Von
Prof. Dr. Volker Römermann | Feb 11, 2022
Das besondere elektronische Anwaltspostfach trägt seinen Namen zu Recht. Schon seine Einführung war von technischen Problemen gezeichnet. Das viel größere, oft übersehene Problem ist ein rechtliches: Die Zuordnung der Postfächer. Das beA kennt nämlich seit seiner Einführung – und noch bis zum 1.8. 2022 – nur Einzelanwälte. Dem BMJ war bei Schaffung des beA entgangen, dass sich Rechtsanwälte gelegentlich zu Sozietäten vereinigen (seit etwa 150 Jahren).
Im Jahre 2001 wurde die BGB-Gesellschaft als rechts- und parteifähig anerkannt (
BGH DB 2001, 723 mAnm Römermann – „weißes Roß“). Mandate halten seither Sozietäten, nicht die in ihr vereinten Anwälte. Für die anderen Gesellschaftsformen gilt das sowieso: Partnerschaft, GmbH, AG. Die Partnerschaft wird mandatiert, sie ist im Gerichtsverfahren die Prozessbevollmächtigte. Aber ein beA hat sie nicht. Nun wurde die Nutzung eines beA soeben auch noch Pflicht. Dieser Pflicht kann die Partnerschaft nicht nachkommen, aber vielleicht findet sie einen netten Anwalt, der bereit ist – ohne mandatiert zu sein – , die Korrespondenz so zu führen, als wäre er Prozessbevollmächtigter.
In Kanzleien, die ein hohes Mandatsaufkommen und zugleich eine hohe Personalfluktuation aufweisen – das kommt zuweilen zusammen – , löst das Fehlen von Sozietäts- Postfächern praktische Probleme aus, die nicht zu unterschätzen sind. Die Gerichte korrespondieren weiter mit Rechtsanwalt Max, der aus der eigentlich mandatierten Sozietät längst ausgeschieden ist und persönlich im Grunde mit der Sache auch nie etwas zu tun hatte – außer, dass er irgendwie in der Akte in Erscheinung getreten ist. Ist das dann eine Frage der Schweigepflicht?
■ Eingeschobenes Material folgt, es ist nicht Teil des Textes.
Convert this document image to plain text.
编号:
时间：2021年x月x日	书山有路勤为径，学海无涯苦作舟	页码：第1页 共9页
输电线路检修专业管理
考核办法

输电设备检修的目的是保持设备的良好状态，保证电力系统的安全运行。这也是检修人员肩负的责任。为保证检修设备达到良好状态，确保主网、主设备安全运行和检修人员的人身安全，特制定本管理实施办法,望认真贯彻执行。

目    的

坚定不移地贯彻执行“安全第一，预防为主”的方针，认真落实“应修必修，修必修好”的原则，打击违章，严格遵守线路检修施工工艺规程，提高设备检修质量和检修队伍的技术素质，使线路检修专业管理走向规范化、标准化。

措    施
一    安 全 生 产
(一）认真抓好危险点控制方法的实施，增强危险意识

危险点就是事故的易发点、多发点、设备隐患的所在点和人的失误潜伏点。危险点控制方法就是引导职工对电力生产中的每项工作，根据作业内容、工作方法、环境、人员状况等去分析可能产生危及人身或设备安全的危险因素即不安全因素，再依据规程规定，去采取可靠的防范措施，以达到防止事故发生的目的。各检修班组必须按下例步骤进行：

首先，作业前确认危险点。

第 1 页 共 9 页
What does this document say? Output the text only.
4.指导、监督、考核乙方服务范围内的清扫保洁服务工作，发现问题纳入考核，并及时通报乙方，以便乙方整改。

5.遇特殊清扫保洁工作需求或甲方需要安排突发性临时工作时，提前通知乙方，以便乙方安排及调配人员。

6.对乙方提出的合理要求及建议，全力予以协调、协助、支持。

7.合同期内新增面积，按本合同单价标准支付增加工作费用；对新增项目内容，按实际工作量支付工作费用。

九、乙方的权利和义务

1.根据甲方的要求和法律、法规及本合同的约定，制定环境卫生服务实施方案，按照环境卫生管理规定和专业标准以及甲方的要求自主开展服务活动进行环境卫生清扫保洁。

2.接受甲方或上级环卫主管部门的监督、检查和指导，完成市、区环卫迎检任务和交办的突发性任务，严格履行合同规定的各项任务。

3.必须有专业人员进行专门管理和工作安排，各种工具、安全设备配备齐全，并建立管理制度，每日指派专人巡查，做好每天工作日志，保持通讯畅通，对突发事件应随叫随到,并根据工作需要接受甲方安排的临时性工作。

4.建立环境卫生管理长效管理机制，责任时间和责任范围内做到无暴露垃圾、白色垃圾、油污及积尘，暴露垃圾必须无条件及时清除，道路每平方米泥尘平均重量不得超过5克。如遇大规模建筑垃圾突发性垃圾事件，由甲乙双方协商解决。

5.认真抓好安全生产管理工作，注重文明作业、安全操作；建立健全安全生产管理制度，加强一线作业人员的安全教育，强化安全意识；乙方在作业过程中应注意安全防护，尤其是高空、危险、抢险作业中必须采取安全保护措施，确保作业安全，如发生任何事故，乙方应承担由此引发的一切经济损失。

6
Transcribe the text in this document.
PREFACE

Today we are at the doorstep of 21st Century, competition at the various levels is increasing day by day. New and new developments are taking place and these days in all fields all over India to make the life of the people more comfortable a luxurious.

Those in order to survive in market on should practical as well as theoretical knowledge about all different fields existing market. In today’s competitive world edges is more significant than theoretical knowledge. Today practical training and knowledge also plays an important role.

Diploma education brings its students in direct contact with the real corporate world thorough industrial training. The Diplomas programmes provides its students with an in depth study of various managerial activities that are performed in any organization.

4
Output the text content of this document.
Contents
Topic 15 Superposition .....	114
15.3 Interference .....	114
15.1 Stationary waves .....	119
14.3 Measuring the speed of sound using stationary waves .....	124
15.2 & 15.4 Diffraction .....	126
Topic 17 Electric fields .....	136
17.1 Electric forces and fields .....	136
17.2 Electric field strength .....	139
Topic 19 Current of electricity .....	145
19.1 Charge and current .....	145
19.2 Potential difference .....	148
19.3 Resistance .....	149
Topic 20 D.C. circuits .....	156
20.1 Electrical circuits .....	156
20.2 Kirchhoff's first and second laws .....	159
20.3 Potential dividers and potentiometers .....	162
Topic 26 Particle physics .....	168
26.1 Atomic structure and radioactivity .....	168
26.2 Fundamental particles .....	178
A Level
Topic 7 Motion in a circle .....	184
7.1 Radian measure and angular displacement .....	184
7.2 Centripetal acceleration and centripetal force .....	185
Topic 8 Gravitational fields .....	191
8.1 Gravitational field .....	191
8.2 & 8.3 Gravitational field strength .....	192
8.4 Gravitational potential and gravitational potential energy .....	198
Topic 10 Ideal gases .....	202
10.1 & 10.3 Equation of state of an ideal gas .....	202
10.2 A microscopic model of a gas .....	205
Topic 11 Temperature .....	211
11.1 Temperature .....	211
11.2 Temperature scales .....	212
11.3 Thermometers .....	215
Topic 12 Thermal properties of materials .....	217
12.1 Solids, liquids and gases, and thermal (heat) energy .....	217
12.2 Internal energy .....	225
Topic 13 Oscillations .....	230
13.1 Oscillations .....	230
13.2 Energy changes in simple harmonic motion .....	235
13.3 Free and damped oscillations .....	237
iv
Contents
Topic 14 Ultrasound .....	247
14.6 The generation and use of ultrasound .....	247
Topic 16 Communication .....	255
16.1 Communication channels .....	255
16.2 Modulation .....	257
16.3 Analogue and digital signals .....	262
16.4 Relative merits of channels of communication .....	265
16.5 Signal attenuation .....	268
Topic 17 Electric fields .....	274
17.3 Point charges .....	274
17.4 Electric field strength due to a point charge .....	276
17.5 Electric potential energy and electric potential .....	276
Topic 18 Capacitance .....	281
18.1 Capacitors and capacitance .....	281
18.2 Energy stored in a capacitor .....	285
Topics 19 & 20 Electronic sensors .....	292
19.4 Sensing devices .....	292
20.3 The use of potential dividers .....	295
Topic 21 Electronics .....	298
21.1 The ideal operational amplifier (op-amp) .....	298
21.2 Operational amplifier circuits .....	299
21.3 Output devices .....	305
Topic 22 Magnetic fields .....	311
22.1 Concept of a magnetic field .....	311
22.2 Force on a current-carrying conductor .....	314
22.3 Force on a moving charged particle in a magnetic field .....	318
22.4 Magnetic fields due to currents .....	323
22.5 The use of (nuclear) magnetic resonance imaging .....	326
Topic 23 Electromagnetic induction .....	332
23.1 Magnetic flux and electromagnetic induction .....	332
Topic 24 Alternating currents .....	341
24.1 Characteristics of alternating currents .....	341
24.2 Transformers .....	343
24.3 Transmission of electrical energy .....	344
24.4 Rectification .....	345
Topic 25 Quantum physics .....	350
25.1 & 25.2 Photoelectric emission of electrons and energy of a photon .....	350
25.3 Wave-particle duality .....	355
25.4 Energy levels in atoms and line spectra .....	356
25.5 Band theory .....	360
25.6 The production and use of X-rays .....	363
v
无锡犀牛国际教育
Aber wie könnte sich die Sozietät gegen Vorwürfe schützen? Müsste sie bei Trennung von einem Rechtsanwalt ein Rundschreiben an alle Gerichte verfassen und auffordern, in den laufenden Sachen mit jemand anderem zu korrespondieren (der genauso wenig mandatiert ist)?
Gerne ordnen Kammern die beAs Anwaltsgesellschaften zu. Im Verzeichnis steht dann also nicht – wie es dem (mangelhaften) Gesetz entspräche – Rechtsanwalt Max, sondern: Rechtsanwalt Max in der NN GmbH. Ist Max bei mehreren Anwaltsgesellschaften tätig, ist Chaos vorprogrammiert. Ich habe selbst schon erlebt, dass Korrespondenz, die ein Mandat der N1 Sozietät betraf, Rechtsanwalt Max (der nie selbst mandatiert war) unter seinem weiteren beA zugestellt werden sollte, das für seine Tätigkeit bei der N2 Sozietät eingerichtet ist. Ist das dann eine wirksame Zustellung?
Im Zuge der BRAO-Reform hat sich der Gesetzgeber endlich darauf besonnen, das beA der Realität des anwaltlichen Sozietätsrechts anzupassen. Ab August können Gesellschaften ein beA bekommen. Der gesellschaftsrechtliche Status quo wird dann im Recht der Kommunikationskanäle nachvollzogen. Willkommen im 21. Jahrhundert, liebes beA!